Monday, April 02, 2007

This is why free trade is in trouble...

The ever-growing pet food contamination story is picking up steam. It seems the Chinese wheat gluten may have entered the human food chain.
Del Monte Foods has confirmed that the melamine-tainted wheat gluten used in several of its recalled pet food products was supplied as a “food grade” additive, raising the likelihood that contaminated wheat gluten might have entered the human food supply.

“Yes, it is food grade,” Del Monte spokesperson Melissa Murphy-Brown wrote in reply to an e-mail query. Del Monte issued a voluntary recall Saturday for several products under the Gravy Train, Jerky Treats, Pounce, Ol’ Roy, Dollar General and Happy Trails brands.
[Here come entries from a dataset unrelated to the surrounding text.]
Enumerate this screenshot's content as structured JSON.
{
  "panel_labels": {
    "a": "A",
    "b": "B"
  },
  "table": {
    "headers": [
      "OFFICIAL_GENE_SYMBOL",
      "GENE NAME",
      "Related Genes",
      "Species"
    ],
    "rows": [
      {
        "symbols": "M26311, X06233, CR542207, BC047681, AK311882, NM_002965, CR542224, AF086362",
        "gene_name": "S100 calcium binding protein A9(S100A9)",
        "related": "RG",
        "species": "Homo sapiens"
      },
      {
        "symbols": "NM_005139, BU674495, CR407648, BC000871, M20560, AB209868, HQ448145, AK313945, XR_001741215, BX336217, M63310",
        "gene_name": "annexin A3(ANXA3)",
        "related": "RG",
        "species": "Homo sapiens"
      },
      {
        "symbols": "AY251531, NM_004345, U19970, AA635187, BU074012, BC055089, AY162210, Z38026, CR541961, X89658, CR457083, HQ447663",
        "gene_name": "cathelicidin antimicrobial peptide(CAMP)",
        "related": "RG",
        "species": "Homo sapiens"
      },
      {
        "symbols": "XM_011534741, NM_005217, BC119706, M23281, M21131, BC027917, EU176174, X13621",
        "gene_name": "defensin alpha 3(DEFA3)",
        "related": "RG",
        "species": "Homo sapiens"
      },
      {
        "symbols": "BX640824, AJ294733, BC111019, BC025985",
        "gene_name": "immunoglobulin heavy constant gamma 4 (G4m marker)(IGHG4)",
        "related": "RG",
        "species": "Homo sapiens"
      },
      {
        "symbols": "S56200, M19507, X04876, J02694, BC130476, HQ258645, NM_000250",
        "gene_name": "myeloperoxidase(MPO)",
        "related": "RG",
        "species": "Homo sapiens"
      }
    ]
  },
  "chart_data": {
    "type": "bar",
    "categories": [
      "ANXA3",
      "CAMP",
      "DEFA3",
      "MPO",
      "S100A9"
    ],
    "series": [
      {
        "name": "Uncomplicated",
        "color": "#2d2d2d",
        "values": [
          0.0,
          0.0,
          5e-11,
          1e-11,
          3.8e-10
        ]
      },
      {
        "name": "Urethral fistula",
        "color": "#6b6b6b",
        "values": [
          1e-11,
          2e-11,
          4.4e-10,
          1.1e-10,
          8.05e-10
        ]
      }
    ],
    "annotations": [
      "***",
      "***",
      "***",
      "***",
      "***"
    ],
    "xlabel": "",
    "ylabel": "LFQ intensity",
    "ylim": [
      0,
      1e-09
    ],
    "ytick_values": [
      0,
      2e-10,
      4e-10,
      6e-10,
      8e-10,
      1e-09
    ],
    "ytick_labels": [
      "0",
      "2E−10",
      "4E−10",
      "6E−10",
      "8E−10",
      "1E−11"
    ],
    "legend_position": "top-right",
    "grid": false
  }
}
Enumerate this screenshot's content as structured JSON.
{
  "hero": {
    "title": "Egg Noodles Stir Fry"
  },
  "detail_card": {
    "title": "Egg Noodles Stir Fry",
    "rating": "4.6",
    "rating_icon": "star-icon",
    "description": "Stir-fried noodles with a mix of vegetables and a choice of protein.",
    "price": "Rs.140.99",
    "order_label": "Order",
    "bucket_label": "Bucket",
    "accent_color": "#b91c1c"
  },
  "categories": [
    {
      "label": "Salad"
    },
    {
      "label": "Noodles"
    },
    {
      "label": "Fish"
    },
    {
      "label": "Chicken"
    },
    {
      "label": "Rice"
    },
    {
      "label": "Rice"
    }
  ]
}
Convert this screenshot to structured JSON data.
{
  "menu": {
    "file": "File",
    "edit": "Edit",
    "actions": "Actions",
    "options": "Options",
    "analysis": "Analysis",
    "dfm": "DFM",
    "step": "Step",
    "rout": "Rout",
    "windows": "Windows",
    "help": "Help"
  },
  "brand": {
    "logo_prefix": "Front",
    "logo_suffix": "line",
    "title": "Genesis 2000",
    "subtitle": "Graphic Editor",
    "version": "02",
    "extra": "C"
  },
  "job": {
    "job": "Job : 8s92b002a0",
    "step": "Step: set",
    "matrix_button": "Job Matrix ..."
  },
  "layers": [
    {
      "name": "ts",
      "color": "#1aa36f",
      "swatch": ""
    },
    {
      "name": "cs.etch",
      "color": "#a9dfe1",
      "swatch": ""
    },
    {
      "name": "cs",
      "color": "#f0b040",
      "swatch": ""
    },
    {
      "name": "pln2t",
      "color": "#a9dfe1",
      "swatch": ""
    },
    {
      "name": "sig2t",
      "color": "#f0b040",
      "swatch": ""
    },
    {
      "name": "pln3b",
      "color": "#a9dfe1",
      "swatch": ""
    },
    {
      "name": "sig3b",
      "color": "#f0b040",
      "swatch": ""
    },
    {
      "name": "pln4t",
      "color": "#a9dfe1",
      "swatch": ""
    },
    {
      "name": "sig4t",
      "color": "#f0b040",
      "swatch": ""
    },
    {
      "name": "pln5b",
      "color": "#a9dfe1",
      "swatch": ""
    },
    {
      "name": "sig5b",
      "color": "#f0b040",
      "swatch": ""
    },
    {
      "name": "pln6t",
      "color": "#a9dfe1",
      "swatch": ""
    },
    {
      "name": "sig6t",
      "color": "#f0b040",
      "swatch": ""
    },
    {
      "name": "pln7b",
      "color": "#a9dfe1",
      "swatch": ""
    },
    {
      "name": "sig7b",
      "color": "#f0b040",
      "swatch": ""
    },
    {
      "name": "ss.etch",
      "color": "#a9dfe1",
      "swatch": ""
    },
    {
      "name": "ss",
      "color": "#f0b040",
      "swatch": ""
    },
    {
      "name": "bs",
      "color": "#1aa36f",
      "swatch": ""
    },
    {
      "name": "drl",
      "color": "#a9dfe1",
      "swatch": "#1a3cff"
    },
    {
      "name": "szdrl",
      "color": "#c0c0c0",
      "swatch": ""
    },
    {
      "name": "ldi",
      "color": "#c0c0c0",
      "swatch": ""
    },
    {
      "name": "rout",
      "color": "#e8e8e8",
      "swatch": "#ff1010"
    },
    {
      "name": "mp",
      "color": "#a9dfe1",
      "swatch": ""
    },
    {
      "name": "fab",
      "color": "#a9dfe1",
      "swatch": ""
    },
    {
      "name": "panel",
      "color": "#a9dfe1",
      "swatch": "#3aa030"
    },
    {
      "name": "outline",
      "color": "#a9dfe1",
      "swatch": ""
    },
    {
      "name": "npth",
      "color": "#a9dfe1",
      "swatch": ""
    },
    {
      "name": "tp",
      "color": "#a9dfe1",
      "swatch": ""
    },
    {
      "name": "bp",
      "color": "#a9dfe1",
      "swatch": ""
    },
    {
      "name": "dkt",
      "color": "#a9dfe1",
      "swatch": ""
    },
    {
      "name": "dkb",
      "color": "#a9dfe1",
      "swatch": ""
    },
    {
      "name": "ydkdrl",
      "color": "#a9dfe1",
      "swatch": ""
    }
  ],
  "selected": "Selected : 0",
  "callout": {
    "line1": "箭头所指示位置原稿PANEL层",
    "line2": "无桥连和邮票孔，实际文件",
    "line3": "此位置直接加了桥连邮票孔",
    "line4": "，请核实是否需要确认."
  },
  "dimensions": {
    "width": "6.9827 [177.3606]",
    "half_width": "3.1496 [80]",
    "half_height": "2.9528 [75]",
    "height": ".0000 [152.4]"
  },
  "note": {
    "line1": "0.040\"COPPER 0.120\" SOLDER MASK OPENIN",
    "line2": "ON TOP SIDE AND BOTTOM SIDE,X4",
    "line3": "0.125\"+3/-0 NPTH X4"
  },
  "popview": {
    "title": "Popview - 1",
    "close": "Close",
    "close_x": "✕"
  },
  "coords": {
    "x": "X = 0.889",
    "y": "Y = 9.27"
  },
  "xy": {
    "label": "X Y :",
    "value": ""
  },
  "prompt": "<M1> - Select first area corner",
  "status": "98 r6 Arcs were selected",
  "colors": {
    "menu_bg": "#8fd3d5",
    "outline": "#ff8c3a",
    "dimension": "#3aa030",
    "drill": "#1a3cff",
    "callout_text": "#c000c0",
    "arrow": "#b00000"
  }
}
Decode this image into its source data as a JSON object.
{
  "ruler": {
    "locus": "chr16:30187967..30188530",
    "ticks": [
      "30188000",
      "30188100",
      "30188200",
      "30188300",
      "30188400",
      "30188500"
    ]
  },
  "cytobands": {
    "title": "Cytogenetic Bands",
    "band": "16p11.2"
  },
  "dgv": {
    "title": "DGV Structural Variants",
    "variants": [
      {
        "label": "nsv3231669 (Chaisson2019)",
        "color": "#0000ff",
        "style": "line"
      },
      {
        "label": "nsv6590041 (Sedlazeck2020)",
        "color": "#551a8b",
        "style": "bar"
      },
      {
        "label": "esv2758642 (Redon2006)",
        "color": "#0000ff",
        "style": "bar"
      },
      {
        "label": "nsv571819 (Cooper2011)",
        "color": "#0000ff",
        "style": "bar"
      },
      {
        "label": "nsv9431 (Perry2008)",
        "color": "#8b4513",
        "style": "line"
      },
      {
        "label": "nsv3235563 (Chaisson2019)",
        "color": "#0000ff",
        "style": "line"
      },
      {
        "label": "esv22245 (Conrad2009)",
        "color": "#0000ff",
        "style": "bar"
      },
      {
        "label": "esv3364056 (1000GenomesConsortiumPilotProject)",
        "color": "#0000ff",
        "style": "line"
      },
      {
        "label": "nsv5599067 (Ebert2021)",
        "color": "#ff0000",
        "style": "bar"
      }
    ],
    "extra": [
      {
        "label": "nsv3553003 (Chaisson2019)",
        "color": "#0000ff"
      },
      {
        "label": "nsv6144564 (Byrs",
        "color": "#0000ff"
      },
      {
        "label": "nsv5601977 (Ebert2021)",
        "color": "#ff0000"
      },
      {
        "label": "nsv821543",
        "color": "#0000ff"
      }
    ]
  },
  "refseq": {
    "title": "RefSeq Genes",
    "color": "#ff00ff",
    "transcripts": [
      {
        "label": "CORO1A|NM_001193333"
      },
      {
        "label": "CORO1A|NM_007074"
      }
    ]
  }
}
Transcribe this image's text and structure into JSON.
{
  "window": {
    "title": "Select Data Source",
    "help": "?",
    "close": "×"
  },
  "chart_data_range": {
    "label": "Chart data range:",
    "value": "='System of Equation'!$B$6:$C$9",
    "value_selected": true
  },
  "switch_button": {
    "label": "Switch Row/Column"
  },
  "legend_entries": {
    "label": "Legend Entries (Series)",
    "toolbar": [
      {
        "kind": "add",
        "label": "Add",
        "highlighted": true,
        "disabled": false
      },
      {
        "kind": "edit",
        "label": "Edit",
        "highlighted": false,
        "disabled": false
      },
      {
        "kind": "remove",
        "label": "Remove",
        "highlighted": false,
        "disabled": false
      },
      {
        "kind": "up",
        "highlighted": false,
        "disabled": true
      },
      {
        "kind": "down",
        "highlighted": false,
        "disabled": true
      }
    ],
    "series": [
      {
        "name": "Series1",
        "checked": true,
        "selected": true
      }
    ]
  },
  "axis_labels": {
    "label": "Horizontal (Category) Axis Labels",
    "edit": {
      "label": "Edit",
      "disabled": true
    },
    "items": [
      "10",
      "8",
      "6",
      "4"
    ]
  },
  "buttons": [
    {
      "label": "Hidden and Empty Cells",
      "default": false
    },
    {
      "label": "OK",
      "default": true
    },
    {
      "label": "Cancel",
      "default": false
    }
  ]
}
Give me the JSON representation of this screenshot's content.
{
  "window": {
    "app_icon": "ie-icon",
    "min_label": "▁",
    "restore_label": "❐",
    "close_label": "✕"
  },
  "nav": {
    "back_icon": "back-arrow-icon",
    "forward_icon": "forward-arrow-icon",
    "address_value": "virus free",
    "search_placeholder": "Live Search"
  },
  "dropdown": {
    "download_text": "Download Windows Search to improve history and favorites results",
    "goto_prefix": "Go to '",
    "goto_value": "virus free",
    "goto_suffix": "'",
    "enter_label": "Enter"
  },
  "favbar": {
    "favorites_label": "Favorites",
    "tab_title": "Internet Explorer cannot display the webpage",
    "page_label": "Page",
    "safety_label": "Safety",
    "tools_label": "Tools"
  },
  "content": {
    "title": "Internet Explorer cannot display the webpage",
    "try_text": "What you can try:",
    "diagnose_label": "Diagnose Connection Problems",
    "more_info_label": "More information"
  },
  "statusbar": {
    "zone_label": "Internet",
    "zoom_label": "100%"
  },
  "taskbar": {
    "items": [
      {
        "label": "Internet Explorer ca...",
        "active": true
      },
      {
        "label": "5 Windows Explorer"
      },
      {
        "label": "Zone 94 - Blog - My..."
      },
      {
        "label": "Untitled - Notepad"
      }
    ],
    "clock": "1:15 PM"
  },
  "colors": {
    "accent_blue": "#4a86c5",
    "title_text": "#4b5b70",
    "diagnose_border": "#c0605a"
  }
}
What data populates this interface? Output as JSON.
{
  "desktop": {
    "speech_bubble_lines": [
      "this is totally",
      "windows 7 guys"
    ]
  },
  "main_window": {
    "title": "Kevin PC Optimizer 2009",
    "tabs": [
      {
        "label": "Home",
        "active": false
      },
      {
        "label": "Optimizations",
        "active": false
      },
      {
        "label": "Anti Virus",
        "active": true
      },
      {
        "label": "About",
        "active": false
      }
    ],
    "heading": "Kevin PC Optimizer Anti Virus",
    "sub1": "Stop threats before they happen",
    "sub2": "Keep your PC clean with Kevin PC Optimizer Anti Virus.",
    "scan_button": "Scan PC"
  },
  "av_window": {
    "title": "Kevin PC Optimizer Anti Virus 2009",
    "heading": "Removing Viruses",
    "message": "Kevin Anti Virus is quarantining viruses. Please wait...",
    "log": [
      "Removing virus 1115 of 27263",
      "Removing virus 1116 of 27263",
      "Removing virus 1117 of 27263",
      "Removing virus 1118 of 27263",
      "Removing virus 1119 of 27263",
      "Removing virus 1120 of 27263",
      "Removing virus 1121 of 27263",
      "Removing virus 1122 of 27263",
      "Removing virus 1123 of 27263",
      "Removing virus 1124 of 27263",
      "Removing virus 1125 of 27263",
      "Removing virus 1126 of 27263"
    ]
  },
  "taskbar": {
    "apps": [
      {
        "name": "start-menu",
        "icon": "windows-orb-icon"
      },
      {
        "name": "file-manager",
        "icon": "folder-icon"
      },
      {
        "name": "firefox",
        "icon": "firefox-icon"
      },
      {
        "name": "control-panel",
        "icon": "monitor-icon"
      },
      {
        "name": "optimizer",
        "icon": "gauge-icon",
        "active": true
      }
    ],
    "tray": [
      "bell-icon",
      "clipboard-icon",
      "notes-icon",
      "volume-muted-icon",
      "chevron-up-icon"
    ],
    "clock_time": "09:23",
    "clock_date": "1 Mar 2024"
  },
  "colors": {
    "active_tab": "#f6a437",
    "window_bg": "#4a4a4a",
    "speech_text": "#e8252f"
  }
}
Wheat gluten is sold in both “food grade” and “feed grade” varieties. Either may be used in pet food, but only “food grade” gluten may be used in the manufacture of products meant for human consumption. Published reports have thus far focused on tainted pet food, but if the gluten in question entered the human food supply through a major food products supplier and processor, it could potentially contaminate thousands of products and hundreds of millions of units nationwide. [More]


When we talked about this on USFR last week, I was struck by the seemingly bizarre idea that we needed to import Chinese wheat gluten when our wheat farmers export about half their crop. How out of balance do economic systems have to be to make that work?

Update: why we import wheat gluten

All of this leads me to the conclusion that you can stick a fork in trade expansion talks. Free trade cheerleaders blithely assumed the losers would quietly go extinct, but somewhere in their calculations they underestimated how many there would be.

And the next time an economist explains patiently why free trade is good for (almost) all, ask him if he is on tenure. It makes a difference. Our academia has badly dropped the ball on educating and balancing the costs and benefits of free trade.

But on the bright side, think of all the wonderful papers they can write about the inefficiencies that are about to overtake us.